I've generated these curves from a set of data and would like to fit them to come up with a model for a program I'm writing. Can anyone suggest functions that might approximate my curves? I'm a physicist so I immediately saw similarities with Planck's law for black body radiation for the blue curve (which fits well for positive values) and the Lennard-Jones potential for the red curve (although this doesn't come above zero after the initial trench)
Any help or suggestions will be greatly appreciated.

OK, the blue curve is $$ B(x)=\frac{x^2-0.015^2}{30x^2[1+(x/0.07)^4]} $$ The parameters may be not exactly optimal, but, frankly speaking, with as much noise in the data as you gave me, I didn't see any point in trying to fit them any better.
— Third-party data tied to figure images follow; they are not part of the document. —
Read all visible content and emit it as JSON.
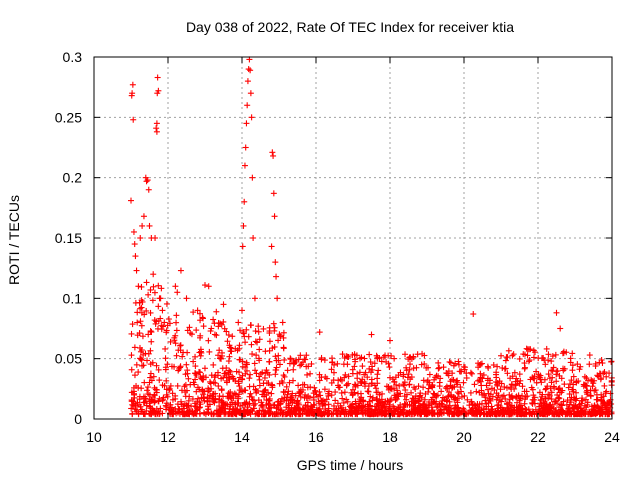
{
  "colors": {
    "points": "#ff0000",
    "axes": "#000000",
    "grid": "#a0a0a0",
    "background": "#ffffff"
  },
  "chart_data": {
    "type": "scatter",
    "title": "Day 038 of 2022, Rate Of TEC Index for receiver ktia",
    "xlabel": "GPS time / hours",
    "ylabel": "ROTI / TECUs",
    "xlim": [
      10,
      24
    ],
    "ylim": [
      0,
      0.3
    ],
    "xticks": [
      10,
      12,
      14,
      16,
      18,
      20,
      22,
      24
    ],
    "yticks": [
      0,
      0.05,
      0.1,
      0.15,
      0.2,
      0.25,
      0.3
    ],
    "ytick_labels": [
      "0",
      "0.05",
      "0.1",
      "0.15",
      "0.2",
      "0.25",
      "0.3"
    ],
    "grid": true,
    "marker": "+",
    "series": [
      {
        "name": "ROTI",
        "points": [
          [
            11.0,
            0.181
          ],
          [
            11.02,
            0.268
          ],
          [
            11.03,
            0.27
          ],
          [
            11.05,
            0.277
          ],
          [
            11.06,
            0.248
          ],
          [
            11.08,
            0.155
          ],
          [
            11.1,
            0.145
          ],
          [
            11.12,
            0.135
          ],
          [
            11.15,
            0.123
          ],
          [
            11.2,
            0.11
          ],
          [
            11.25,
            0.15
          ],
          [
            11.3,
            0.16
          ],
          [
            11.35,
            0.168
          ],
          [
            11.4,
            0.2
          ],
          [
            11.42,
            0.197
          ],
          [
            11.45,
            0.198
          ],
          [
            11.48,
            0.19
          ],
          [
            11.5,
            0.16
          ],
          [
            11.55,
            0.15
          ],
          [
            11.6,
            0.12
          ],
          [
            11.65,
            0.15
          ],
          [
            11.68,
            0.241
          ],
          [
            11.7,
            0.245
          ],
          [
            11.7,
            0.238
          ],
          [
            11.71,
            0.27
          ],
          [
            11.72,
            0.283
          ],
          [
            11.74,
            0.272
          ],
          [
            11.8,
            0.1
          ],
          [
            11.85,
            0.09
          ],
          [
            11.9,
            0.08
          ],
          [
            12.2,
            0.11
          ],
          [
            12.25,
            0.105
          ],
          [
            12.35,
            0.123
          ],
          [
            12.5,
            0.1
          ],
          [
            12.8,
            0.09
          ],
          [
            13.0,
            0.111
          ],
          [
            13.1,
            0.11
          ],
          [
            13.5,
            0.095
          ],
          [
            13.9,
            0.08
          ],
          [
            14.0,
            0.09
          ],
          [
            14.02,
            0.143
          ],
          [
            14.04,
            0.16
          ],
          [
            14.06,
            0.18
          ],
          [
            14.08,
            0.21
          ],
          [
            14.1,
            0.225
          ],
          [
            14.12,
            0.245
          ],
          [
            14.14,
            0.26
          ],
          [
            14.16,
            0.28
          ],
          [
            14.18,
            0.29
          ],
          [
            14.2,
            0.298
          ],
          [
            14.22,
            0.289
          ],
          [
            14.24,
            0.27
          ],
          [
            14.26,
            0.25
          ],
          [
            14.28,
            0.2
          ],
          [
            14.3,
            0.15
          ],
          [
            14.35,
            0.1
          ],
          [
            14.8,
            0.143
          ],
          [
            14.82,
            0.221
          ],
          [
            14.84,
            0.218
          ],
          [
            14.86,
            0.187
          ],
          [
            14.88,
            0.168
          ],
          [
            14.9,
            0.13
          ],
          [
            14.92,
            0.118
          ],
          [
            14.95,
            0.1
          ],
          [
            15.1,
            0.08
          ],
          [
            16.1,
            0.072
          ],
          [
            17.5,
            0.07
          ],
          [
            18.0,
            0.065
          ],
          [
            20.25,
            0.087
          ],
          [
            22.5,
            0.088
          ],
          [
            22.6,
            0.075
          ],
          [
            23.4,
            0.053
          ]
        ]
      }
    ]
  }
}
Once you produce something that has less crazy jumps from one point to another (especially near the end where the values get smaller), I can try to get a better fit. I am pretty sure about the general kind of the expression up to minor tweaks, which are meaningless to discuss without getting minimally decent experimental precision first.
See if this helps. I'll try the red curve next :-)
Edit:
The red curve may possibly be $$ R(y)=\int_y^\infty\frac{0.34(x-0.015)(x-0.16)}{x^2[1+(x/0.18)^4]}\,dx $$ except this gives the value at $0.005$ ten times less than in your table (whether your number, as recorded, is a misprint with one head zero missing or not I cannot tell; the information near $0$ is severely insufficient).
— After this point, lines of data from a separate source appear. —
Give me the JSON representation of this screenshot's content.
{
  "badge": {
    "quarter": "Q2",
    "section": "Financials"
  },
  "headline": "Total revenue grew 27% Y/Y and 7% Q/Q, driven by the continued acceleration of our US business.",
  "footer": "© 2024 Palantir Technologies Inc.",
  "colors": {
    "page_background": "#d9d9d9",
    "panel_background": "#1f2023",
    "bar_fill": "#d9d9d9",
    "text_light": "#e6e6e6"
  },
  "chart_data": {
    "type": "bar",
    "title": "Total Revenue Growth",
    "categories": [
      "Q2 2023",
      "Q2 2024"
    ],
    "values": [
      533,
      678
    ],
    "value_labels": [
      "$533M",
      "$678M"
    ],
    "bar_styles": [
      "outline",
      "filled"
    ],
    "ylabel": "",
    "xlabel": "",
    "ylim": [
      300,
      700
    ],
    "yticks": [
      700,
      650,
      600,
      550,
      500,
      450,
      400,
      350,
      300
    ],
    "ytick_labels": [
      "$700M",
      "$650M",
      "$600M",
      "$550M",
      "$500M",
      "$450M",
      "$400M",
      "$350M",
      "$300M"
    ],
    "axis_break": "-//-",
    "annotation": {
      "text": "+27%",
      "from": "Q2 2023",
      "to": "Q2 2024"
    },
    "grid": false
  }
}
The formula $$ R(y)=\int_y^\infty\frac{0.27(x^2-0.0155^2)(x-0.16)}{x^3[1+(x/0.185)^4]}\,dx $$ would fit all data almost perfectly, but cubic polynomial in the numerator seems to be an overkill (after all, everything can be approximated by rational functions if the degree is high enough).
My current guess is that, in general, you have some (radial?) force field given by $$ F(r)=A\frac{(r-u)(r-v)}{r^2[1+(r/w)^4]} $$ or something like that and the blue curve is the force while the red curve is the potential.
If my assumption is correct, the only thing that remains to discuss is how to do the best fit of parameters for noisy data and what measurements to make (all your points for the red curve beyond $0.65$ are total gibberish: your equipment cannot even make its mind about whether the value is positive or negative, so it makes no sense to look there at all, while I would really love smaller steps and more values near $0$). If not, let me know what is really going on :-).